Arnesto Modesto, the world’s most ineffectual time traveler.

He had no way of knowing many of the flyers had gone unnoticed. Many had gone straight into the garbage, both read and unread. Of those that were read, many were immediately forgotten. But there were some, not many, but some that weren’t ignored. Some businesses closed early, losing less merchandise to looters. Fire extinguisher sales in the area were about the same, except that the sales came a little earlier in the day and were used to slightly greater effect. He had saved no lives, but in the end, he had saved a few businesses. Not that he would ever know.

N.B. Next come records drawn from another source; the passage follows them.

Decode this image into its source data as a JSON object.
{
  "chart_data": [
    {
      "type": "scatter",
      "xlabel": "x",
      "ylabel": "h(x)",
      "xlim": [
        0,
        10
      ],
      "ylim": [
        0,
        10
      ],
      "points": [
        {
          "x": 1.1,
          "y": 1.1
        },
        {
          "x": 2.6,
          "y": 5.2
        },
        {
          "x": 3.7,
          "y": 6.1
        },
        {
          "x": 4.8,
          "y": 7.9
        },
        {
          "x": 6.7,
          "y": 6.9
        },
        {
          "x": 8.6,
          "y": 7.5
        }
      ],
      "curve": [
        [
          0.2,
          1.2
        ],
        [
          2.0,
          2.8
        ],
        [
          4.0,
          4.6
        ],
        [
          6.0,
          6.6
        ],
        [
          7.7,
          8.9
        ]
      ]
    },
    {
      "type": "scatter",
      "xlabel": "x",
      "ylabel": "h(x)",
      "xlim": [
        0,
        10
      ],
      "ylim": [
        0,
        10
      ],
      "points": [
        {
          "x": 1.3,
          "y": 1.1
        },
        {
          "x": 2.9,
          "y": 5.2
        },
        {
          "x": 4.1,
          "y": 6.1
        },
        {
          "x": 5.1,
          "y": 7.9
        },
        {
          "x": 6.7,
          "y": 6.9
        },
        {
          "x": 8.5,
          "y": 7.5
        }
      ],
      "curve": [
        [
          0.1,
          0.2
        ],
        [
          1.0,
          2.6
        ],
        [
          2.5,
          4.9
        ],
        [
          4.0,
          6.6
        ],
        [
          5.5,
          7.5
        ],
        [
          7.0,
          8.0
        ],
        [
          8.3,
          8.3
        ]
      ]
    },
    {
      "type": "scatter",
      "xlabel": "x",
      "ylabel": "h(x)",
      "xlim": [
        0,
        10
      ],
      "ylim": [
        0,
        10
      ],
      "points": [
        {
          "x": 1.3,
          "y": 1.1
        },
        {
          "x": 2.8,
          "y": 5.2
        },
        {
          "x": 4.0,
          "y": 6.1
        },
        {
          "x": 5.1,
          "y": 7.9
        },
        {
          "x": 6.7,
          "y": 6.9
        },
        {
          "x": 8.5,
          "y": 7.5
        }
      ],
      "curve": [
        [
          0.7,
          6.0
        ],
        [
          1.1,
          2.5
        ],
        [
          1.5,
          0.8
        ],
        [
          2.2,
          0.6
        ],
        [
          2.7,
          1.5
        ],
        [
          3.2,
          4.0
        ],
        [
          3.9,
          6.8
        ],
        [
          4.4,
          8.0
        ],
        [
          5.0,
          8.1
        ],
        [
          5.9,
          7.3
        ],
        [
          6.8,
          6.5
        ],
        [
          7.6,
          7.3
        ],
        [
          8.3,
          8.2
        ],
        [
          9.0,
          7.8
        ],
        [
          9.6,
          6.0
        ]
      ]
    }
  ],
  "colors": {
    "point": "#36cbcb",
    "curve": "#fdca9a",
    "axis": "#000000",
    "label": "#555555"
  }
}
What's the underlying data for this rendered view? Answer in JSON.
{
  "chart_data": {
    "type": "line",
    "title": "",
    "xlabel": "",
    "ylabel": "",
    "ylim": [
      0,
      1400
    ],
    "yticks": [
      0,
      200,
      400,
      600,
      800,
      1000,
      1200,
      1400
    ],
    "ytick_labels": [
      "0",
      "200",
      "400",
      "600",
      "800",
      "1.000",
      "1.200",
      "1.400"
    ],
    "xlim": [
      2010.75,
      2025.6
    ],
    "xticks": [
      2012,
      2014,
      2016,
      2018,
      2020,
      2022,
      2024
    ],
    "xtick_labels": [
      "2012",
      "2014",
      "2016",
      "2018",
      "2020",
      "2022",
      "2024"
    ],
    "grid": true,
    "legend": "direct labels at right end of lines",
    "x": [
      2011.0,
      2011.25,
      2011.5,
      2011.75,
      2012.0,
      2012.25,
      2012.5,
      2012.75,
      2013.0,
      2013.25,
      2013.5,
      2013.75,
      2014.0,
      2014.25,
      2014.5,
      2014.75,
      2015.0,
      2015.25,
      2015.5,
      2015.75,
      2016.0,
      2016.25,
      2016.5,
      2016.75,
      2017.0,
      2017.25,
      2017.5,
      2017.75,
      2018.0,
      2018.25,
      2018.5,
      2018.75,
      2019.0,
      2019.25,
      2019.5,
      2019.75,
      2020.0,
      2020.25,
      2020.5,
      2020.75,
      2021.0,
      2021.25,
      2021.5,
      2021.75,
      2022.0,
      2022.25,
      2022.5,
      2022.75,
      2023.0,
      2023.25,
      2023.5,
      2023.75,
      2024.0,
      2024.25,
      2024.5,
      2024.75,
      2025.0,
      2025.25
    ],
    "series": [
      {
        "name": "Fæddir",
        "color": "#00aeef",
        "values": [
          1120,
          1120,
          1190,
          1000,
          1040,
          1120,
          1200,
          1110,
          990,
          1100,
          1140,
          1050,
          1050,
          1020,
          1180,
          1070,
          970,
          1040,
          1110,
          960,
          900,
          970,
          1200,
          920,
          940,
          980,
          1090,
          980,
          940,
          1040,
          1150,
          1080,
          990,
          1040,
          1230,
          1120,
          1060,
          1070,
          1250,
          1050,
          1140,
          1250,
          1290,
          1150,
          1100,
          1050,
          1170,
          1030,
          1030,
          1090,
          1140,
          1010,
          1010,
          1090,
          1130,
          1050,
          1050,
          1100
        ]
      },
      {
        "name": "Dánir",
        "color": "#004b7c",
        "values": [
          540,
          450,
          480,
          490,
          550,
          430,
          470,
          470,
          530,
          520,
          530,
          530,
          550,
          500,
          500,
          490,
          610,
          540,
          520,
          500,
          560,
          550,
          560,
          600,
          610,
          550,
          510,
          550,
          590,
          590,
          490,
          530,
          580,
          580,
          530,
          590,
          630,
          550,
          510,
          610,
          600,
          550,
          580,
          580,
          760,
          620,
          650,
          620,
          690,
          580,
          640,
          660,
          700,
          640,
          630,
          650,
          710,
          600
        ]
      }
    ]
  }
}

It was getting late by the time he returned home, but not too late for a debrief.

“Why focus solely on Koreatown?” Pete asked from the other end of the phone line. “It seems like a huge chunk of LA is burning to the ground. Do you… hate blacks?”

“No! I couldn’t remember where all the incidents happened. I only remembered finding it odd that four white cops beat a black man and a bunch of Koreans lost their businesses.”

“That is odd. So what was on the tape?”

“Part of the riot scene from Police Academy.”

“You can’t be serious,” Pete said. “What was your plan there?”

“I thought if they heard riot sounds and machine gun fire, the police would react a little quicker.”

“I… don’t even know how to respond to that. Anyway, don’t beat yourself up over this. You had no time to prepare. We’ll catch the next one.”

Compounding the Problem

Arnesto’s Home

Silicon Valley, California

Saturday, April 3, 1993

Evening

“This Waco standoff seems like it’s going to last forever,” Pete said over the phone.

“No, only another couple weeks,” Arnesto said.

“It’s not going to end well, is it?”

“No, I’m afraid not.”

“Is there something you can do?” Pete asked.

“Like what? Call up Janet Reno and tell her that a siege is going to leave scores dead, including the children, as they burn the place down from the inside?”